According to Gallup (2025), only 8% of French employees say they are truly committed to their company. The lowest rate ofEuropefor the fifth consecutive year. If the ego of the leaders does not alone explain this figure, no country in Europe will redress it until its leaders have taken seriously the question of their rightful place. And that this work is never undertaken because it touches on the only taboo that leaders still share: their own fragility.
The right place to find for the leader: the way of Aristotle
Aristotle, in the Nicomachean Ethics, speaks of the “golden mean”: virtue is neither excess nor deficiency, it is this fine tension between the two. For the leader, the ego happy medium looks like this.
On the one hand, audacity: without it, nothing is created. On the other, humility: without it, nothing is transmitted. At the center, the ability to know yourself well enough to not let yourself be led by your gray areas, and to leave enough space for others to take theirs.

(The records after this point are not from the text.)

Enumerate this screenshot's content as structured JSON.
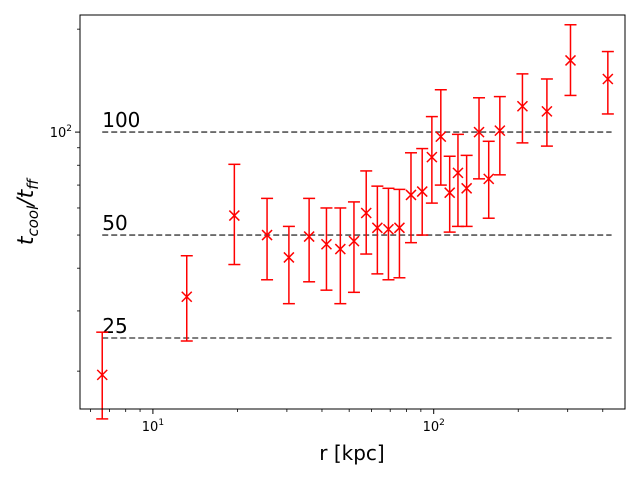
{
  "chart_data": {
    "type": "scatter",
    "xlabel": "r [kpc]",
    "ylabel_main": "t",
    "ylabel_sub1": "cool",
    "ylabel_slash": "/t",
    "ylabel_sub2": "ff",
    "xscale": "log",
    "yscale": "log",
    "xlim": [
      5.5,
      480
    ],
    "ylim": [
      15.5,
      220
    ],
    "grid": false,
    "x_ticks": [
      {
        "value": 10,
        "base": "10",
        "exp": "1"
      },
      {
        "value": 100,
        "base": "10",
        "exp": "2"
      }
    ],
    "y_ticks": [
      {
        "value": 100,
        "base": "10",
        "exp": "2"
      }
    ],
    "reference_lines": [
      {
        "y": 100,
        "label": "100",
        "xmin": 6.6,
        "xmax": 430
      },
      {
        "y": 50,
        "label": "50",
        "xmin": 6.6,
        "xmax": 430
      },
      {
        "y": 25,
        "label": "25",
        "xmin": 6.6,
        "xmax": 430
      }
    ],
    "series": [
      {
        "marker": "x",
        "color": "#ff0000",
        "points": [
          {
            "x": 6.6,
            "y": 19.5,
            "lo": 14.5,
            "hi": 26.0
          },
          {
            "x": 13.2,
            "y": 33.0,
            "lo": 24.5,
            "hi": 43.5
          },
          {
            "x": 19.5,
            "y": 57.0,
            "lo": 41.0,
            "hi": 80.5
          },
          {
            "x": 25.5,
            "y": 50.0,
            "lo": 37.0,
            "hi": 64.0
          },
          {
            "x": 30.5,
            "y": 43.0,
            "lo": 31.5,
            "hi": 53.0
          },
          {
            "x": 36.0,
            "y": 49.5,
            "lo": 36.5,
            "hi": 64.0
          },
          {
            "x": 41.5,
            "y": 47.0,
            "lo": 34.5,
            "hi": 60.0
          },
          {
            "x": 46.5,
            "y": 45.5,
            "lo": 31.5,
            "hi": 60.0
          },
          {
            "x": 52.0,
            "y": 48.0,
            "lo": 34.0,
            "hi": 62.5
          },
          {
            "x": 57.5,
            "y": 58.0,
            "lo": 44.0,
            "hi": 77.0
          },
          {
            "x": 63.0,
            "y": 52.5,
            "lo": 38.5,
            "hi": 69.5
          },
          {
            "x": 69.0,
            "y": 52.0,
            "lo": 37.0,
            "hi": 68.5
          },
          {
            "x": 75.5,
            "y": 52.5,
            "lo": 37.5,
            "hi": 68.0
          },
          {
            "x": 83.0,
            "y": 65.5,
            "lo": 47.5,
            "hi": 87.0
          },
          {
            "x": 91.0,
            "y": 67.0,
            "lo": 50.0,
            "hi": 89.5
          },
          {
            "x": 98.5,
            "y": 84.5,
            "lo": 62.0,
            "hi": 111.0
          },
          {
            "x": 106.0,
            "y": 97.0,
            "lo": 70.0,
            "hi": 133.0
          },
          {
            "x": 114.0,
            "y": 66.5,
            "lo": 51.0,
            "hi": 85.0
          },
          {
            "x": 122.0,
            "y": 76.0,
            "lo": 53.0,
            "hi": 98.5
          },
          {
            "x": 131.0,
            "y": 68.5,
            "lo": 53.0,
            "hi": 85.5
          },
          {
            "x": 145.0,
            "y": 100.0,
            "lo": 73.0,
            "hi": 126.0
          },
          {
            "x": 157.0,
            "y": 73.0,
            "lo": 56.0,
            "hi": 94.0
          },
          {
            "x": 172.0,
            "y": 101.0,
            "lo": 75.0,
            "hi": 127.0
          },
          {
            "x": 207.0,
            "y": 119.0,
            "lo": 93.0,
            "hi": 148.0
          },
          {
            "x": 253.0,
            "y": 115.0,
            "lo": 91.0,
            "hi": 143.0
          },
          {
            "x": 307.0,
            "y": 162.0,
            "lo": 128.0,
            "hi": 206.0
          },
          {
            "x": 417.0,
            "y": 143.0,
            "lo": 113.0,
            "hi": 172.0
          }
        ]
      }
    ]
  }
}
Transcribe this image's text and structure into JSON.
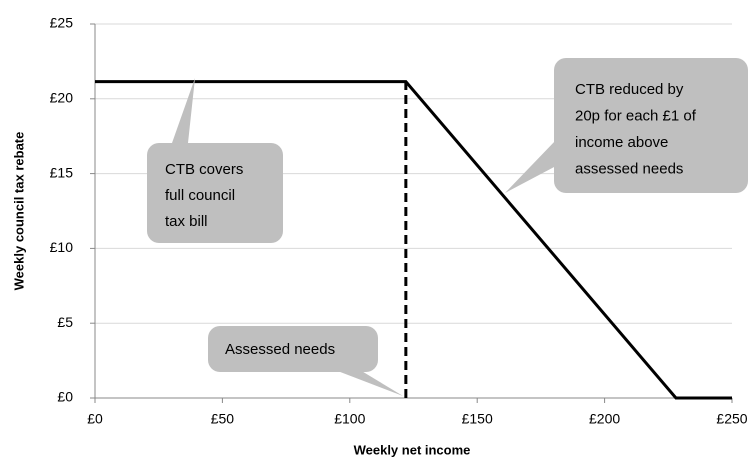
{
  "chart_data": {
    "type": "line",
    "xlabel": "Weekly net income",
    "ylabel": "Weekly council tax rebate",
    "series": [
      {
        "x": [
          0,
          122,
          228,
          250
        ],
        "values": [
          21.15,
          21.15,
          0,
          0
        ],
        "color": "#000000"
      }
    ],
    "vline_x": 122,
    "xlim": [
      0,
      250
    ],
    "xticks": [
      {
        "value": 0,
        "label": "£0"
      },
      {
        "value": 50,
        "label": "£50"
      },
      {
        "value": 100,
        "label": "£100"
      },
      {
        "value": 150,
        "label": "£150"
      },
      {
        "value": 200,
        "label": "£200"
      },
      {
        "value": 250,
        "label": "£250"
      }
    ],
    "ylim": [
      0,
      25
    ],
    "yticks": [
      {
        "value": 0,
        "label": "£0"
      },
      {
        "value": 5,
        "label": "£5"
      },
      {
        "value": 10,
        "label": "£10"
      },
      {
        "value": 15,
        "label": "£15"
      },
      {
        "value": 20,
        "label": "£20"
      },
      {
        "value": 25,
        "label": "£25"
      }
    ],
    "grid": true,
    "annotations": [
      {
        "lines": [
          "CTB covers",
          "full council",
          "tax bill"
        ]
      },
      {
        "lines": [
          "CTB reduced by",
          "20p for each £1 of",
          "income above",
          "assessed needs"
        ]
      },
      {
        "lines": [
          "Assessed needs"
        ]
      }
    ]
  }
}
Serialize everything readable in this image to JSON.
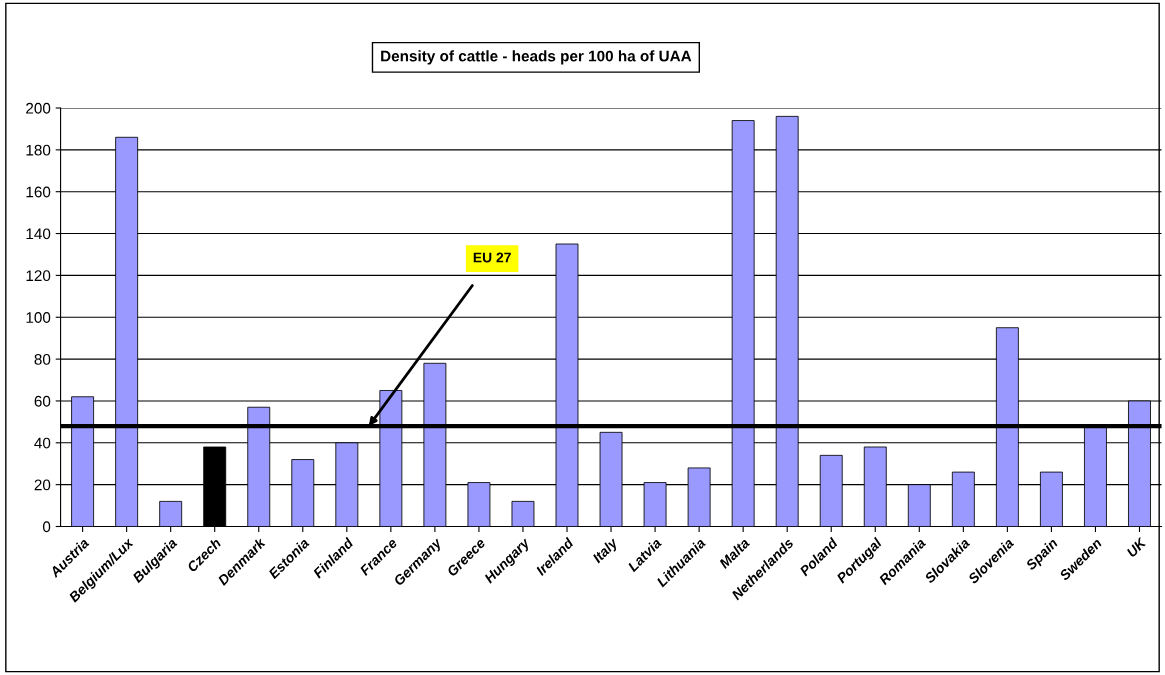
{
  "chart_data": {
    "type": "bar",
    "title": "Density of cattle - heads per 100 ha of UAA",
    "categories": [
      "Austria",
      "Belgium/Lux",
      "Bulgaria",
      "Czech",
      "Denmark",
      "Estonia",
      "Finland",
      "France",
      "Germany",
      "Greece",
      "Hungary",
      "Ireland",
      "Italy",
      "Latvia",
      "Lithuania",
      "Malta",
      "Netherlands",
      "Poland",
      "Portugal",
      "Romania",
      "Slovakia",
      "Slovenia",
      "Spain",
      "Sweden",
      "UK"
    ],
    "values": [
      62,
      186,
      12,
      38,
      57,
      32,
      40,
      65,
      78,
      21,
      12,
      135,
      45,
      21,
      28,
      194,
      196,
      34,
      38,
      20,
      26,
      95,
      26,
      48,
      60
    ],
    "colors": [
      "#9999ff",
      "#9999ff",
      "#9999ff",
      "#000000",
      "#9999ff",
      "#9999ff",
      "#9999ff",
      "#9999ff",
      "#9999ff",
      "#9999ff",
      "#9999ff",
      "#9999ff",
      "#9999ff",
      "#9999ff",
      "#9999ff",
      "#9999ff",
      "#9999ff",
      "#9999ff",
      "#9999ff",
      "#9999ff",
      "#9999ff",
      "#9999ff",
      "#9999ff",
      "#9999ff",
      "#9999ff"
    ],
    "ylim": [
      0,
      200
    ],
    "yticks": [
      0,
      20,
      40,
      60,
      80,
      100,
      120,
      140,
      160,
      180,
      200
    ],
    "grid": "y",
    "ref_lines": [
      {
        "axis": "y",
        "value": 48,
        "label": "EU 27",
        "color": "#000000"
      }
    ]
  }
}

This right place is worked on two complementary levels.
When the event depends on the leader. A project, a strategy, a reorganization: it’s about methodically framing the action in four questions: Where am I really? What do I really want? Why and for what do I want this? How do I go about it concretely, starting tomorrow? This OQPC method (“The leadership of oneself, for Sapiens in search of meaning) is the grammar of all conscious decisions. It prevents the manager from confusing activity and advancementenergy and results.
When the event does not depend on the leader. A takeover, a crisis, the departure of talent, new regulations, AI, a pandemic: the answer is completely different. Three words: welcome, accept, act. Not in this order by chance. To skip a step is to derail everything that follows: to decide too quickly before having accepted is to decide from anger or fear; to act before having welcomed is to act from denial. Everything that is not expressed is printed, we write in therapy. This also applies to strategy.
At a time when AI is transforming organizations and talents are seeking more meaning, managers can no longer just impose a vision: they must embody it. Those who succeed over the long term are often those who agree to question themselves, to no longer think alone and to look lucidly at their own functioning. Because true leadership begins there: in the ability to distinguish the ego that advances from the one that restricts. The transformation of the company then involves another transformation, even more demanding: that of the manager himself. So the real question is no longer: “Is my business ready to change?” but: “Am I ready to transform myself to lead others?”